Top Ten Tips for the Aspiring International Executive
If you are fortunate enough to be offered an opportunity overseas, be sure to get an accurate picture of the position and your responsibilities before you accept. Your first step is to clarify the following ten points in as much detail as practical, keeping in mind that this list covers the most important elements when you are considering the offer.
- Your position. Request a detailed job description, including the exact title, roles, responsibilities, and the key objectives by which your performance will be measured. If you have a team, be apprised of their levels and titles, years of experience, reporting lines if not 100 percent to you, and overall roles in the office or plant and on your team. You can also use this document in your annual performance review. It will also come in very handy if management changes during your time abroad.
- Length of your assignment. There should be a minimum and maximum time allocation for your assignment and a clear delineation of what happens if either is not met. It is in everybody’s best interest to have a plan in place should the opportunity to extend the assignment arise. To that end, determine what criteria would be used to make that extension, and leave yourself some flexibility in case you decide to stay on.

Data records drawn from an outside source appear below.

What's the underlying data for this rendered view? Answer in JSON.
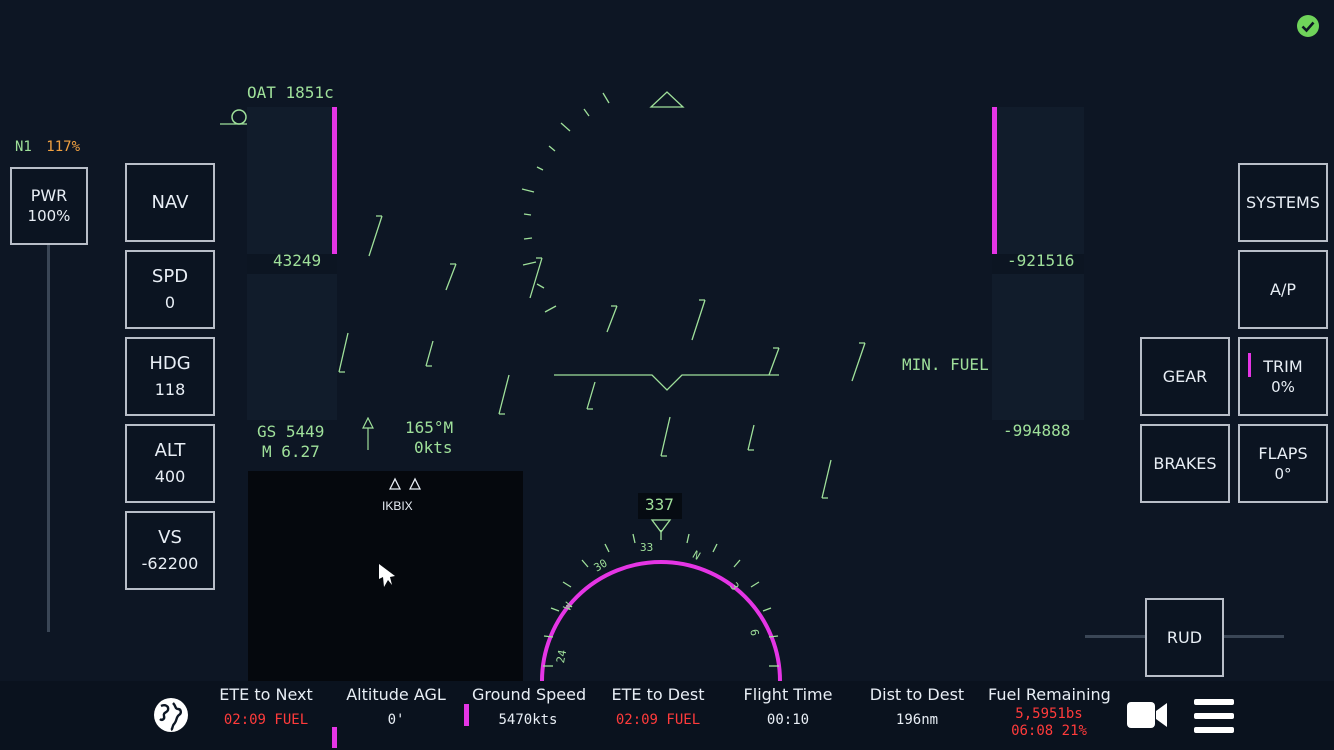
{
  "status_icon": "check-circle-icon",
  "n1": {
    "label": "N1",
    "value": "117%"
  },
  "pwr": {
    "label": "PWR",
    "value": "100%"
  },
  "left_buttons": {
    "nav": {
      "label": "NAV"
    },
    "spd": {
      "label": "SPD",
      "value": "0"
    },
    "hdg": {
      "label": "HDG",
      "value": "118"
    },
    "alt": {
      "label": "ALT",
      "value": "400"
    },
    "vs": {
      "label": "VS",
      "value": "-62200"
    }
  },
  "right_buttons": {
    "systems": {
      "label": "SYSTEMS"
    },
    "ap": {
      "label": "A/P"
    },
    "gear": {
      "label": "GEAR"
    },
    "trim": {
      "label": "TRIM",
      "value": "0%"
    },
    "brakes": {
      "label": "BRAKES"
    },
    "flaps": {
      "label": "FLAPS",
      "value": "0°"
    },
    "rud": {
      "label": "RUD"
    }
  },
  "hud": {
    "oat": "OAT 1851c",
    "speed_tape_value": "43249",
    "alt_tape_value": "-921516",
    "alt_bug": "-994888",
    "gs": "GS 5449",
    "mach": "M 6.27",
    "wind_dir": "165°M",
    "wind_speed": "0kts",
    "min_fuel": "MIN. FUEL",
    "heading": "337"
  },
  "map": {
    "waypoint": "IKBIX"
  },
  "compass": {
    "labels": [
      "33",
      "30",
      "W",
      "24",
      "N",
      "3",
      "6"
    ]
  },
  "bottom": {
    "ete_next": {
      "label": "ETE to Next",
      "value": "02:09 FUEL"
    },
    "alt_agl": {
      "label": "Altitude AGL",
      "value": "0'"
    },
    "ground_speed": {
      "label": "Ground Speed",
      "value": "5470kts"
    },
    "ete_dest": {
      "label": "ETE to Dest",
      "value": "02:09 FUEL"
    },
    "flight_time": {
      "label": "Flight Time",
      "value": "00:10"
    },
    "dist_dest": {
      "label": "Dist to Dest",
      "value": "196nm"
    },
    "fuel": {
      "label": "Fuel Remaining",
      "value1": "5,5951bs",
      "value2": "06:08 21%"
    }
  },
  "colors": {
    "accent": "#e535e5",
    "hud": "#9fe09a",
    "warning": "#ff3b3b",
    "n1": "#f0a040"
  }
}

- Your reporting structure. Find out specifically to whom you report and where that person is based. Although it is not part of the contract, you’ll also want to know your supervisor’s experience, background, and nationality and — important to try to determine — whether you can learn from this person.

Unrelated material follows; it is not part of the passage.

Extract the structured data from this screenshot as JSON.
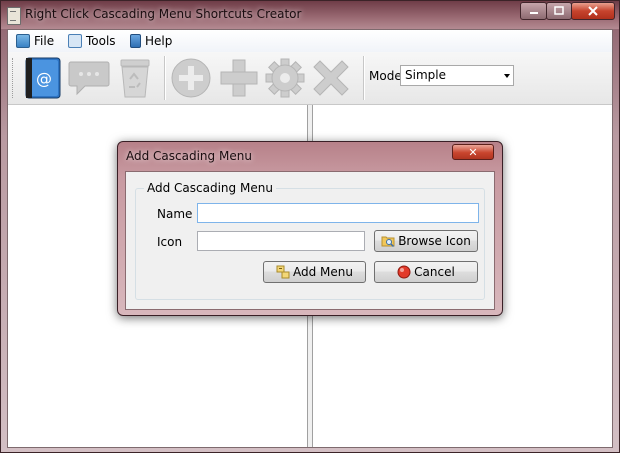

- Your expected work schedule. The number of hours in a typical work day differs in markets around the world, as do the number of days in a work week and the days that constitute a weekend (e.g., some weekends are Saturday and Sunday; some are Friday and Saturday). Many times, whether it is formally stated or not, you will be expected to work both the local schedule as well as that of the parent company. In addition, be sure to clarify how much travel, either in-country or out of it is expected of you.
- Your new office culture and climate. Ask as many questions as you have abut the internal culture and environment of the office or plant in which you’ll be based, including what issues, problems, successes, and/or failures this location has had in the last eighteen months. You’ll be better positioned to understand how you might be able to make a difference. For instance, if you’re expected to be the heroine of a horror story, you’ll be gearing up differently than if you’re expected to be one of several expats being transferred into an already successful location.
- Cross-cultural training. Confirm whether you will have the opportunity to undergo cross-cultural training before your departure. Although some companies have a solid indoctrination program as part of the expat package, many don’t. If yours doesn’t, consider requesting it as part of your package, as studies show that employees who receive solid cross-cultural training tend to transition much better both into a new market and back to the old. There are companies that specialize in cross-cultural training.
- Site visit. Determine whether you will be allowed at least one company-sponsored site visit before you accept the offer — preferably with your spouse or significant other if you have one — to explore your potential new home. You’ll need to spend at least three days, although a full week is even better. If the company doesn’t allow such a visit, you should request the opportunity to talk to a few people who’ve lived there, preferably on assignment with the company, so you can gather their valuable information. Or consider financing your own visit if you can afford it. In addition, search websites, rent DVDs, and read guide books both before and after your site visit (or in place of it, if necessary).
- Long-term plan. Clarify what the company expects of you when you return, including an indication that you will have a position that is either equal to your role in the new market or a promotion. In addition, request that you be considered for a position that capitalizes on your international skills. Sometimes you may need to stay a bit longer or leave a little early to get the next plum assignment, but if both you and your company want to make the most of your international business experience, it will probably come to pass.
- Reasons for the transfer. Do your best to determine all the reasons the company is transferring you and why it believes you’ll be successful. Ask questions of HR, your current supervisor, and others who have been involved in the decision-making process, including the local team in the country and region in which you’ll be working. You’ll want to find out what they expect of you, and the best way to find out is to ask — preferably before or during the site visit. Many times you’ll find that what your head office expects of you is different than what the local office wants or needs. A certain amount of this dynamic tension is to be expected. However, you want to be sure the two positions are not completely at odds with each other, as this will put you in the middle of a lose-lose situation. In addition, ask why your company — both HQ and the local hiring team — believes that you will be successful. Understanding their expectations before you agree can prove critical to success.
- Effect on spouse and children. If you are married and/or have children, you must determine whether this position will enable you to adequately fulfill your personal responsibilities. Many times, overseas postings include a great deal of travel, long days, and lots of evening entertaining. Only you can decide if you’ll be able to manage, though many women have done so — and extremely well.